A change from citywide to district elections for City Council seats paved the way for Detroit to get its first Hispanic council member, Raquel Castañeda-López, 32, according to the Detroit Free Press.
District 6, which Castañeda-López represents, more than 41,000 district residents who are Latino, about the same number are African-American, and just under 20,000 are white, the newspaper reported.
Clearly, she could not have won on Hispanic votes alone. Though she did best among Latino voters, she got strong support from other ethnic groups to defeat Isaac Robinson for the District 6 seat.
“Anyone who tried to run on race and ethnicity, no way is going to win,” she said.
Castañeda-López grew up in southwest Detroit, the third of eight siblings.
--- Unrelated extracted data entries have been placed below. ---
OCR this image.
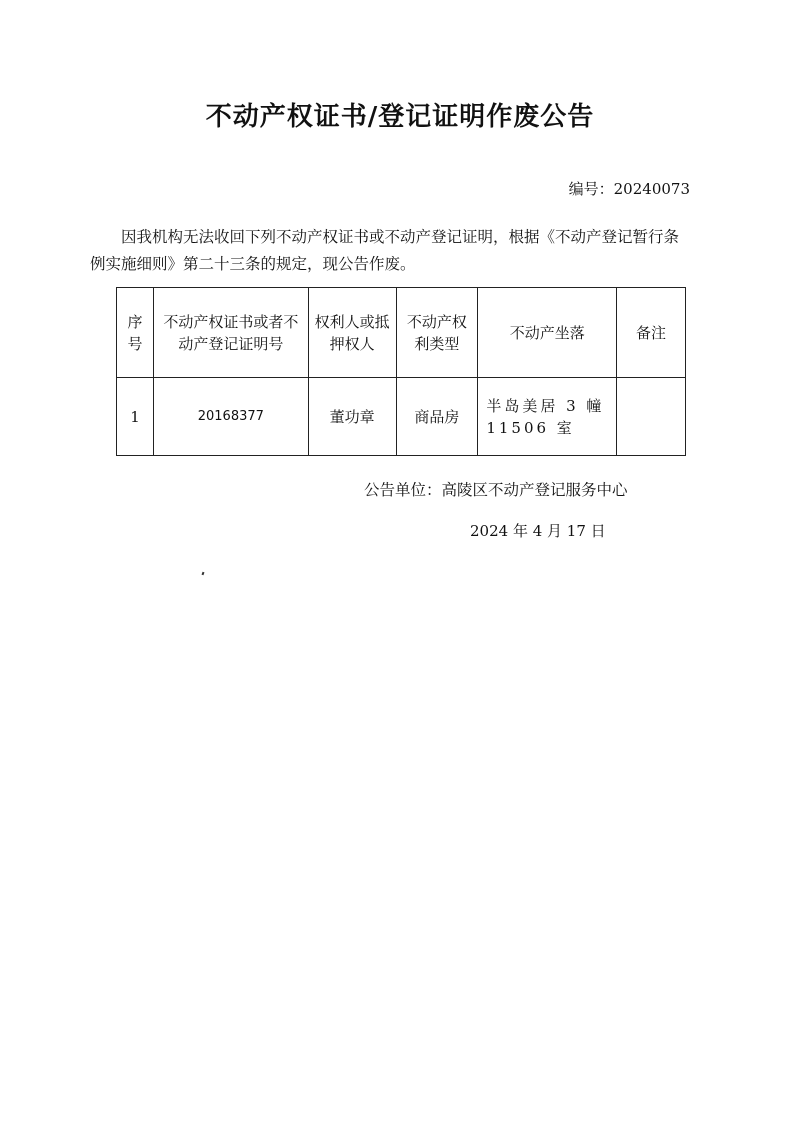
不动产权证书/登记证明作废公告
编号：20240073
因我机构无法收回下列不动产权证书或不动产登记证明，根据《不动产登记暂行条例实施细则》第二十三条的规定，现公告作废。
序号	不动产权证书或者不动产登记证明号	权利人或抵押权人	不动产权利类型	不动产坐落	备注
1	20168377	董功章	商品房	半岛美居 3 幢 11506 室	
公告单位：高陵区不动产登记服务中心
2024 年 4 月 17 日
This was her first run for office, but she isn't exactly a political novice.
In 2008, she ran Rashida Tlaib’s successful 2008 campaign for the state legislature and has a long history of grassroots organizing.
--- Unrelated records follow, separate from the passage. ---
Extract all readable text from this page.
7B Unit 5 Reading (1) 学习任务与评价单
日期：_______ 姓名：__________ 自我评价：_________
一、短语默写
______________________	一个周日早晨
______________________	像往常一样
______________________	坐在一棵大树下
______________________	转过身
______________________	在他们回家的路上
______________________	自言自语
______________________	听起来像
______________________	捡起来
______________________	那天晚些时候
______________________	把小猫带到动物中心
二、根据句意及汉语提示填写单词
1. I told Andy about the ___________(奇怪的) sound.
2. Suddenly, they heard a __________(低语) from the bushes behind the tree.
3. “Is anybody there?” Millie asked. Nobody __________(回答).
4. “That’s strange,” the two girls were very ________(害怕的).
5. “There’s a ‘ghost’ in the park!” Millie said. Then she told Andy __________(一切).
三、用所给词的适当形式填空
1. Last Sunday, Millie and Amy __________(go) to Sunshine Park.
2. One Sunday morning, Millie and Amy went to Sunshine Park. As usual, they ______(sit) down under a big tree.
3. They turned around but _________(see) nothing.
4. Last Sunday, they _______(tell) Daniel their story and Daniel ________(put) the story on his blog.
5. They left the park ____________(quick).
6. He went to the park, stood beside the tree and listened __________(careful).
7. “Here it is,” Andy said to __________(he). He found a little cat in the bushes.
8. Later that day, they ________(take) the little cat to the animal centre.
Castañeda-López relied on old-fashioned, door-to-door campaigning. The newspaper described her campaign headquarters as a “modest, standalone building on West Vernor Highway with faded signs for the Mexicantown Community Development Corp.” that had “handwritten grids with a checklist of tasks for each of the district’s voting precincts were taped to the walls.”
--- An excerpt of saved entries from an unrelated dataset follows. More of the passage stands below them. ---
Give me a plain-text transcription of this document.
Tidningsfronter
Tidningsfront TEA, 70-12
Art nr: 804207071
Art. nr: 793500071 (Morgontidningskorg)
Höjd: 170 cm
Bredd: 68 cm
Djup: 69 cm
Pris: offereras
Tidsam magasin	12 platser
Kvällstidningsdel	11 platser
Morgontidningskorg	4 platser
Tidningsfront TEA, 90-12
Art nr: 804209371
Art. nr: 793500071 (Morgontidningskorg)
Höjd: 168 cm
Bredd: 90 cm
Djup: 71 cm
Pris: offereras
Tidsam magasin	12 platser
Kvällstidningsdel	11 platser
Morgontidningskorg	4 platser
According to the Free Press, Castañeda-López carried four precincts in which blacks make up 90 percent of the residents.
Castañeda-López said she intends to serve all communities in her district. “Yes, I’m bilingual. Yes, I’m Latina. Those are definitely strengths.” But, she has said. “that’s not going to make me a successful councilperson.”
Former Councilwoman Sheila Cockrel said the diversity of the district will be both an opportunity and a challenge for Castañeda-López. “She’s going to have a big job,” Cockrel told the newspaper. “She’ll be responsible for a varied constituency, from downtown high-rises ... to Mexicantown.”